Songbird-keeping is firmly entrenched in local culture and tradition in Southeast Asia, but with rising demand and over-zealous collecting, many species are now at the brink of extinction because of capture for the cage bird trade.
“Bringing together various stakeholders to work on this issue is essential to develop co-ordinated responses and implement effective interventions, and ultimately to prevent species extinctions,” said Chris R. Shepherd, the Trade Vice-chair of the ASTSG and Executive Director of Monitor.
To coincide with the meeting, digital and geospatial storytellers Kontinentalist have worked with TRAFFIC and Monitor to craft an online insight into the illegal and unsustainable bird trade in Southeast Asia. Kontinentalist is a data- and map-driven editorial outfit committed to Asian stories.

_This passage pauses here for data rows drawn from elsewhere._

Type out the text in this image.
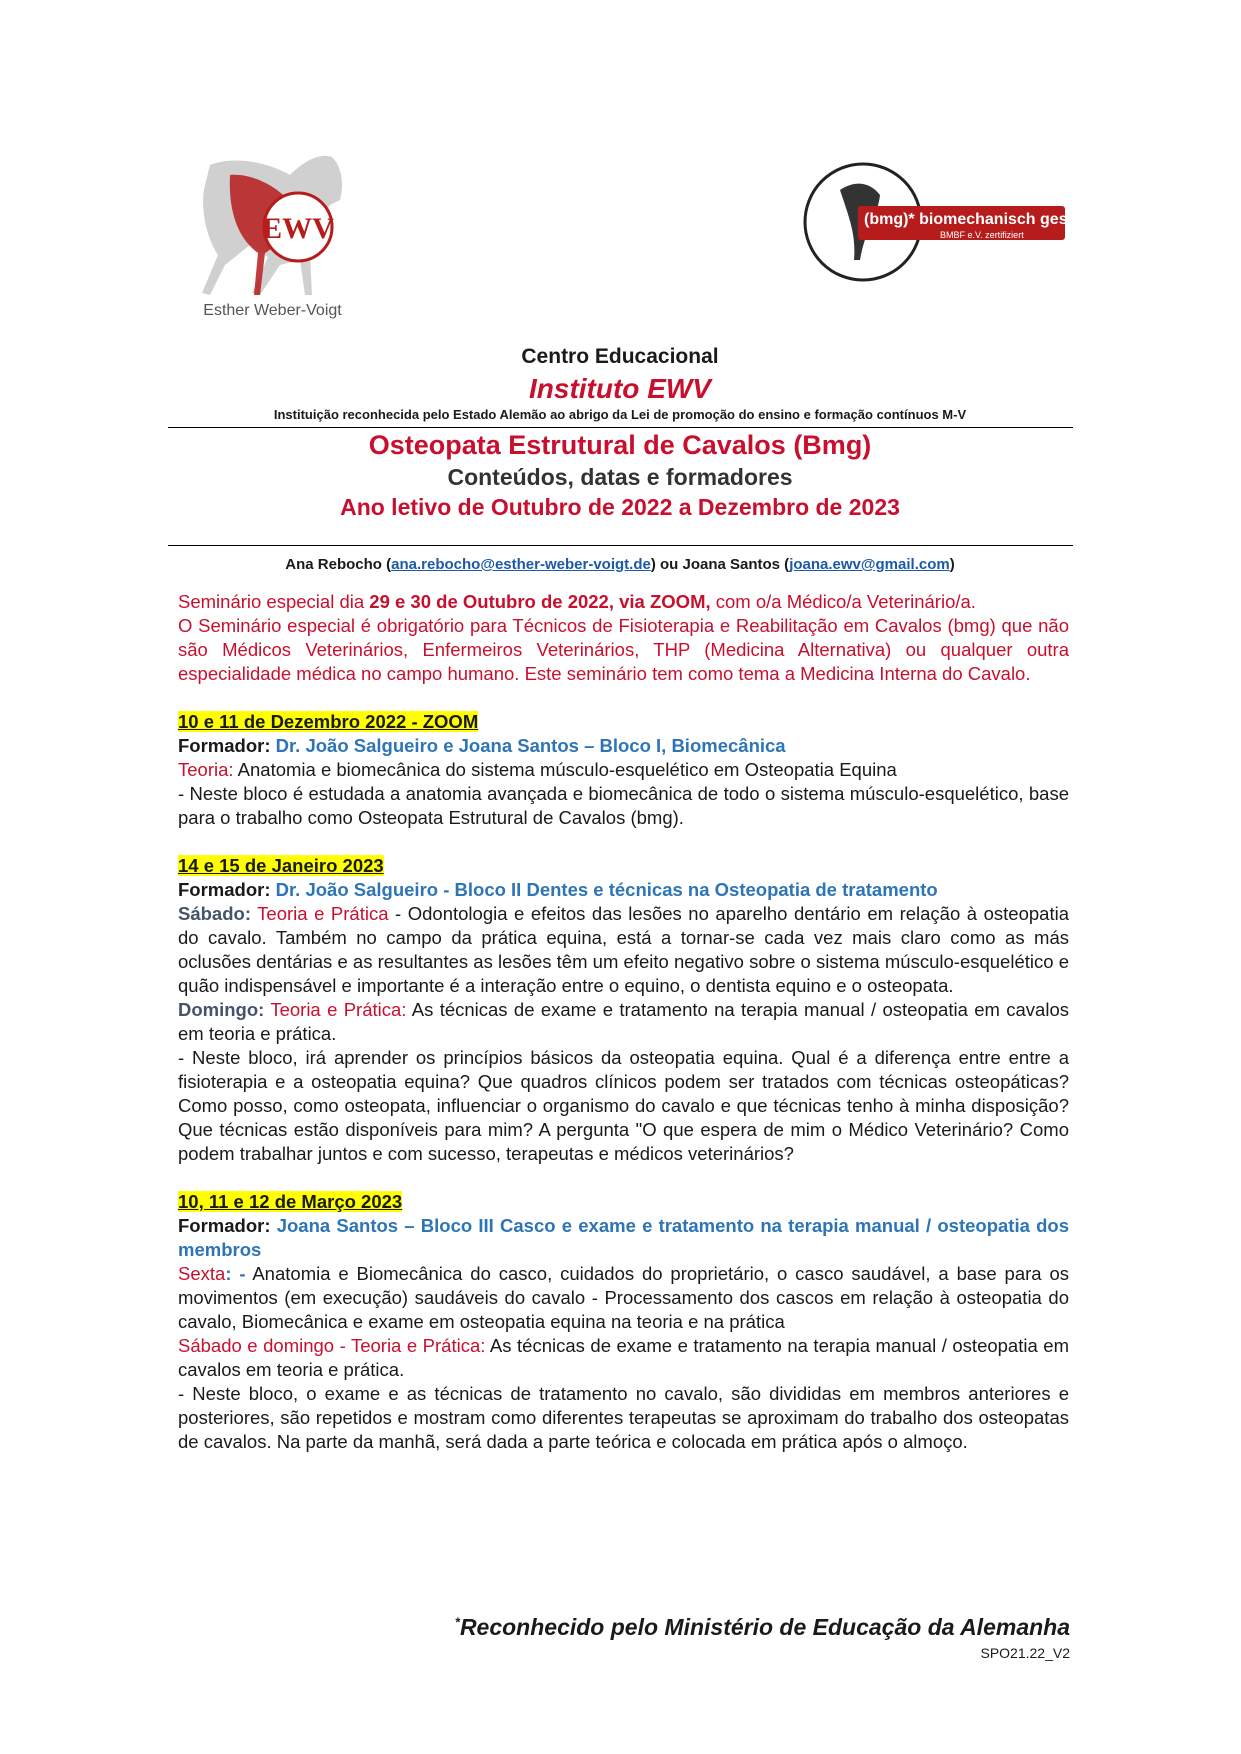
EWV
Esther Weber-Voigt
(bmg)* biomechanisch geschult
BMBF e.V. zertifiziert
Centro Educacional
Instituto EWV
Instituição reconhecida pelo Estado Alemão ao abrigo da Lei de promoção do ensino e formação contínuos M-V
Osteopata Estrutural de Cavalos (Bmg)
Conteúdos, datas e formadores
Ano letivo de Outubro de 2022 a Dezembro de 2023
Ana Rebocho (ana.rebocho@esther-weber-voigt.de) ou Joana Santos (joana.ewv@gmail.com)

Seminário especial dia 29 e 30 de Outubro de 2022, via ZOOM, com o/a Médico/a Veterinário/a.

O Seminário especial é obrigatório para Técnicos de Fisioterapia e Reabilitação em Cavalos (bmg) que não são Médicos Veterinários, Enfermeiros Veterinários, THP (Medicina Alternativa) ou qualquer outra especialidade médica no campo humano. Este seminário tem como tema a Medicina Interna do Cavalo.

10 e 11 de Dezembro 2022 - ZOOM

Formador: Dr. João Salgueiro e Joana Santos – Bloco I, Biomecânica

Teoria: Anatomia e biomecânica do sistema músculo-esquelético em Osteopatia Equina

- Neste bloco é estudada a anatomia avançada e biomecânica de todo o sistema músculo-esquelético, base para o trabalho como Osteopata Estrutural de Cavalos (bmg).

14 e 15 de Janeiro 2023

Formador: Dr. João Salgueiro - Bloco II Dentes e técnicas na Osteopatia de tratamento

Sábado: Teoria e Prática - Odontologia e efeitos das lesões no aparelho dentário em relação à osteopatia do cavalo. Também no campo da prática equina, está a tornar-se cada vez mais claro como as más oclusões dentárias e as resultantes as lesões têm um efeito negativo sobre o sistema músculo-esquelético e quão indispensável e importante é a interação entre o equino, o dentista equino e o osteopata.

Domingo: Teoria e Prática: As técnicas de exame e tratamento na terapia manual / osteopatia em cavalos em teoria e prática.

- Neste bloco, irá aprender os princípios básicos da osteopatia equina. Qual é a diferença entre entre a fisioterapia e a osteopatia equina? Que quadros clínicos podem ser tratados com técnicas osteopáticas? Como posso, como osteopata, influenciar o organismo do cavalo e que técnicas tenho à minha disposição? Que técnicas estão disponíveis para mim? A pergunta "O que espera de mim o Médico Veterinário? Como podem trabalhar juntos e com sucesso, terapeutas e médicos veterinários?

10, 11 e 12 de Março 2023

Formador: Joana Santos – Bloco III Casco e exame e tratamento na terapia manual / osteopatia dos membros

Sexta: - Anatomia e Biomecânica do casco, cuidados do proprietário, o casco saudável, a base para os movimentos (em execução) saudáveis do cavalo - Processamento dos cascos em relação à osteopatia do cavalo, Biomecânica e exame em osteopatia equina na teoria e na prática

Sábado e domingo - Teoria e Prática: As técnicas de exame e tratamento na terapia manual / osteopatia em cavalos em teoria e prática.

- Neste bloco, o exame e as técnicas de tratamento no cavalo, são divididas em membros anteriores e posteriores, são repetidos e mostram como diferentes terapeutas se aproximam do trabalho dos osteopatas de cavalos. Na parte da manhã, será dada a parte teórica e colocada em prática após o almoço.

*Reconhecido pelo Ministério de Educação da Alemanha
SPO21.22_V2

Following the tale of a poached Straw-headed Bulbul to its final destination, the piece uncovers multiple aspects of the songbird trade which impacts hundreds of species in the region.
“Visualisation of the research done by TRAFFIC and others helps to tell the story, and incorporates nuances that can be lost amidst the statistics,” said Serene Chng, TRAFFIC Programme Officer in Southeast Asia.

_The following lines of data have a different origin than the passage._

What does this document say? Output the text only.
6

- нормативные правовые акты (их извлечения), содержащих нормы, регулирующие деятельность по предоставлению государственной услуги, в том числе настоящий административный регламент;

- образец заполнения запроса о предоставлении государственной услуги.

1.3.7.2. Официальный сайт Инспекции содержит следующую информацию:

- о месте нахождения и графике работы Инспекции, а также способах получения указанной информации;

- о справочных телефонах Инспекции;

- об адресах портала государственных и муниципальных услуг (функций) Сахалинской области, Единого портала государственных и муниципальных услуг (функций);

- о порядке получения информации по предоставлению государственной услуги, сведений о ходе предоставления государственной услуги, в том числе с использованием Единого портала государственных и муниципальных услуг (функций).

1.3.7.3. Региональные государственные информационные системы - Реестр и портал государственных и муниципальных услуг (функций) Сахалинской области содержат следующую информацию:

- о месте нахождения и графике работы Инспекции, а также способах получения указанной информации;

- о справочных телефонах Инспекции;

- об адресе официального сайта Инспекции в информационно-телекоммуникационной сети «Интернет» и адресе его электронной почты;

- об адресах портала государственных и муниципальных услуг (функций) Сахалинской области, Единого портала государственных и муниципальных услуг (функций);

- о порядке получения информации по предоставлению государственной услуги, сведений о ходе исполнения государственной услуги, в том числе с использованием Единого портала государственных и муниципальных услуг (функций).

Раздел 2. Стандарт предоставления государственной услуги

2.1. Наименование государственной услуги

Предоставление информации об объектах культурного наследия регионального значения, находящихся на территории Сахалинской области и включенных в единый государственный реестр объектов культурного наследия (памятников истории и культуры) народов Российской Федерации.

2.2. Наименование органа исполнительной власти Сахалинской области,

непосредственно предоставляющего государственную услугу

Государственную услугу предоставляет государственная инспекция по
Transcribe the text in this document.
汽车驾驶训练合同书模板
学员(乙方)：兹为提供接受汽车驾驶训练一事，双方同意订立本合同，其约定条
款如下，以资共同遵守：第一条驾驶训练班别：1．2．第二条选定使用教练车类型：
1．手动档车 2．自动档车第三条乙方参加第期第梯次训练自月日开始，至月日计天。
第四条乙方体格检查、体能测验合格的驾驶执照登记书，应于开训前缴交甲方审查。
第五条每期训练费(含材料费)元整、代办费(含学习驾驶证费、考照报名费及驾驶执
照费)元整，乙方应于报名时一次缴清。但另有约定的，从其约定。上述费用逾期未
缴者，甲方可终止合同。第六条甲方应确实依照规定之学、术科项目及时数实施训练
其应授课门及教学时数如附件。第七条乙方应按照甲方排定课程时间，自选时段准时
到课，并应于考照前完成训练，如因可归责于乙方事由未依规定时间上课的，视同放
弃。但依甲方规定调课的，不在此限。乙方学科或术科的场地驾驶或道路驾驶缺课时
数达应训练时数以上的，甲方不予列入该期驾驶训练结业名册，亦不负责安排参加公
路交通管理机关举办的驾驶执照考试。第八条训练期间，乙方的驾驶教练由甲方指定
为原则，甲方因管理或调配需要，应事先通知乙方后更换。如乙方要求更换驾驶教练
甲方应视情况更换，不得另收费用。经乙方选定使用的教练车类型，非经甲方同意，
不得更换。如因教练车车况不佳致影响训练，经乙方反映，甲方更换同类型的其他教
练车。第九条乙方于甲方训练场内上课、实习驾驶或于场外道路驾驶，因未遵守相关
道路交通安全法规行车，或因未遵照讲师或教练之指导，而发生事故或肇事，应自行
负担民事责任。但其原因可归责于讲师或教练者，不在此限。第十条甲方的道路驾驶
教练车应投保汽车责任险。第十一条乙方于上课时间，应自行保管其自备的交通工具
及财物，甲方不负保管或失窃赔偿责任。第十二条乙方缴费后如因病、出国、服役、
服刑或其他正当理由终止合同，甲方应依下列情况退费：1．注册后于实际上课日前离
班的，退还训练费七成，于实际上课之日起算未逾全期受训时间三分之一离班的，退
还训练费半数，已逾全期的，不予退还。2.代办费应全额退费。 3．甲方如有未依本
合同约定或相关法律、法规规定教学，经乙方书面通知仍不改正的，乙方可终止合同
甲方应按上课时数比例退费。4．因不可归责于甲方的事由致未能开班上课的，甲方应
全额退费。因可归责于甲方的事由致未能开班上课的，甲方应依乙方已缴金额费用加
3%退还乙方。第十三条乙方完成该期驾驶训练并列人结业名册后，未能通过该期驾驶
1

The Straw-headed Bulbul, highly sought after for its melodious song is identified as one of the current 28 priority species by the Conservation Strategy for Southeast Asian Songbirds in Trade. The species was first uplisted to Endangered in 2016, following input from the Asian Songbird Trade Crisis Summits and just two years later uplisted again to Critically Endangered based on new information on population declines and local extirpations.
“We know more now than ever about the magnitude and urgency of the problem. What we need now is firm action and new donors to come forward and support the work we aim to deliver collectively,” said David Jeggo, Chair of the ASTSG.